Archive for July, 2008

Comment Discontent

Wednesday, July 30th, 2008

There seems to have been a recent outbreak in blog posts about code commenting. As is so often the case with topics such as this, everyone has an opinion and they all seem to be different. It’s quite an eye-opener seeing some of the explanations, justifications, and outright haranguing used in defence of all sorts of weird and wonderful stances.

I got a wry smile from stevey’s post, as I recognise only too well the tendency to write narrative comments. I’m sure there’s plenty of code from early in my career still floating around in various company codebases where the code/comment ratio is something embarrassing. I’ve mostly shaken that off now, though I sometimes have to fight my inner raconteur when writing something I think is neat or clever.

Jeff Atwood, as is so often the case recently, contradicted his own previous post on the matter (replacing the statement “comments can never be replaced by code alone” with “if your feel your code is too complex to understand without comments, your code is probably just bad”) and endearingly veered wildly to and fro across a sensible medium[1], without ever quite hitting it. Coding Horror, indeed.

So far, so blah; every time an argument on comments flares up we see the same thing. Something I’ve not noticed before though, either because I wasn’t paying attention or because it’s a new thing, is a trend amongst the I-don’t-need-comments crowd to advocate very long and detailed method names as an alternative.

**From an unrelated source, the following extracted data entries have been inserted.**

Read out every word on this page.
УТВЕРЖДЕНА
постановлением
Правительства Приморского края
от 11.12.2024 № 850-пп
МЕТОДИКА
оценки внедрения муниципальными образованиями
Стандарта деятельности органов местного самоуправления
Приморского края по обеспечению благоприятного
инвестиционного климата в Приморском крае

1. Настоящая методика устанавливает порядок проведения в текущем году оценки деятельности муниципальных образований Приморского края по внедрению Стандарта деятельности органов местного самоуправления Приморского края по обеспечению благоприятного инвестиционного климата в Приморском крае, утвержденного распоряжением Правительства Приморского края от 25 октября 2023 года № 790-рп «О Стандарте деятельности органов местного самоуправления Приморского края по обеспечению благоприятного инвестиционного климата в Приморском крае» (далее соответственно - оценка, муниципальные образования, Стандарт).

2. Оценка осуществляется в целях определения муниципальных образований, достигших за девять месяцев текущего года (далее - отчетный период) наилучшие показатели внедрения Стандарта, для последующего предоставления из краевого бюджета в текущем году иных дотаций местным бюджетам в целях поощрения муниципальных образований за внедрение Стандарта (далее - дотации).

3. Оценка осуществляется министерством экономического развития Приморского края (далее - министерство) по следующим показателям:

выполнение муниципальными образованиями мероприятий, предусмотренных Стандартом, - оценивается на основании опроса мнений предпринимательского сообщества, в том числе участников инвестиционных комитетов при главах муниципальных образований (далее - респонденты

As neophyte coders we all have it drilled into us that we must use descriptive names. Programming gospel, as handed down in sacred tomes such as Code Complete, tell us not to use names like ‘i’ and ‘tmp’ except in very specific circumstances (e.g. loop indexes and tempfile handles). And, without question, this is good solid advice. Take heed, young Padawan, etc.

But can you take it too far? It’s not something I’ve really come up against, but it seems to be increasingly popular. One response to Jeff’s post suggested (only in passing, to be fair) using a function name like newtonRaphsonSquareRoot. A digg comment (OK, OK, not exactly the fount of all knowledge) vehemently defended the virtue of the frankly-scary RunEndOfMonthReportsUnlessTheMonthStartsOnAFridayIn
WhichCaseRunTheWeeklyReportInstead
(!)

The argument is that with names like these, you don’t need comments, since it is perfectly clear what the function does. Is it perfectly clear at the wrong level though? Function names like this, in my opinion, are so ‘clear’ that they leak. These are function names that violate the principle of encapsulation.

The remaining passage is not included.